Fressin and colleagues report that the planets are not only Earth-like in size but also in composition, with an iron core and silicate mantle. Furthermore, Kepler-20f may have developed a thick water-vapour atmosphere. But with Kepler-20e orbiting at just 7.6 million kilometres and Kepler-20f at 16.5 million kilometres from their star, this places them between 10 and 20 times closer to Kepler-20 than Earth orbits the Sun, invoking temperatures of at least 600 hundred degrees Celsius on their surfaces.

Despite the sweltering environment, the authors speculate that Kepler-20f could still host a water-vapour atmosphere if it had formed beyond the snow line – the location in a solar system beyond which solid ice is stable – and then migrated inwards. Its watery reservoir could be maintained for several billion years at its current location and the thick atmosphere would protect the planet’s surface from the intense solar radiation. Any atmosphere that Kepler-20e may have once had, however, has long since gone.

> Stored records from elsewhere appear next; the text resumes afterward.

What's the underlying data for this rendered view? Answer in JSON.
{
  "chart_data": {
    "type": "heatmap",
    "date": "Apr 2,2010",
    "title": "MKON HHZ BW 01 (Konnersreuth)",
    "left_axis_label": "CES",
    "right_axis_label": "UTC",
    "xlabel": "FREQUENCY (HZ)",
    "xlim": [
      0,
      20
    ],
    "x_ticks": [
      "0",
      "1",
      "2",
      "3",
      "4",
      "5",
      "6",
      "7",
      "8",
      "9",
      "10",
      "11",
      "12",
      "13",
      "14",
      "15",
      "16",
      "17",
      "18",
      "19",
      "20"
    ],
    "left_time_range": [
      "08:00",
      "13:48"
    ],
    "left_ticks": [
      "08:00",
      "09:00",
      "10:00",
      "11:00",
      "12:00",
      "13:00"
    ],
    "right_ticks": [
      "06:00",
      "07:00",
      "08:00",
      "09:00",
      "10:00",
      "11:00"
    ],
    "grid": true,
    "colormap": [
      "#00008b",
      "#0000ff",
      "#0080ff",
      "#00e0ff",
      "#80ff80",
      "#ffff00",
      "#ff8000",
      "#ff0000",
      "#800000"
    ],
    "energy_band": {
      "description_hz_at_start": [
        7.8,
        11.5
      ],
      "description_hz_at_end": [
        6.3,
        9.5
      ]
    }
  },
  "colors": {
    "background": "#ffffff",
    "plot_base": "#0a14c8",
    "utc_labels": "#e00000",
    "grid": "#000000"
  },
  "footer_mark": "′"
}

Identifying such small planets is not easy, and Fressin et al had to be able to rule out other possibilities for the observed signals, such as an unseen star eclipsing the star Kepler was observing, or a brown dwarf orbiting the sun.

“We did a large scale simulation of astrophysical configurations that could mimic the transit signals, and were able to rule out the huge majority of those as potential causes for the signals we see because they could not either match the Kepler data, or the observational constraints from other telescopic observations,” Fressin tells Astronomy Now. “These two planets are confirmed. The signals could not be due to anything else except Earth-size planets.”

The other planets in the system, Kepler-20b, c and d, are all larger than Earth, with radii of 1.91, 3.07 and 2.75 times that of Earth, and orbit their sun with periods of 3.7, 10.9 and 77.6 days respectively.

Finding a planet smaller than Earth, as well as a planet almost identical in size, is an important step in the search for the ultimate prize of an Earth-like world orbiting a star in its habitable zone – a distance where liquid water is stable.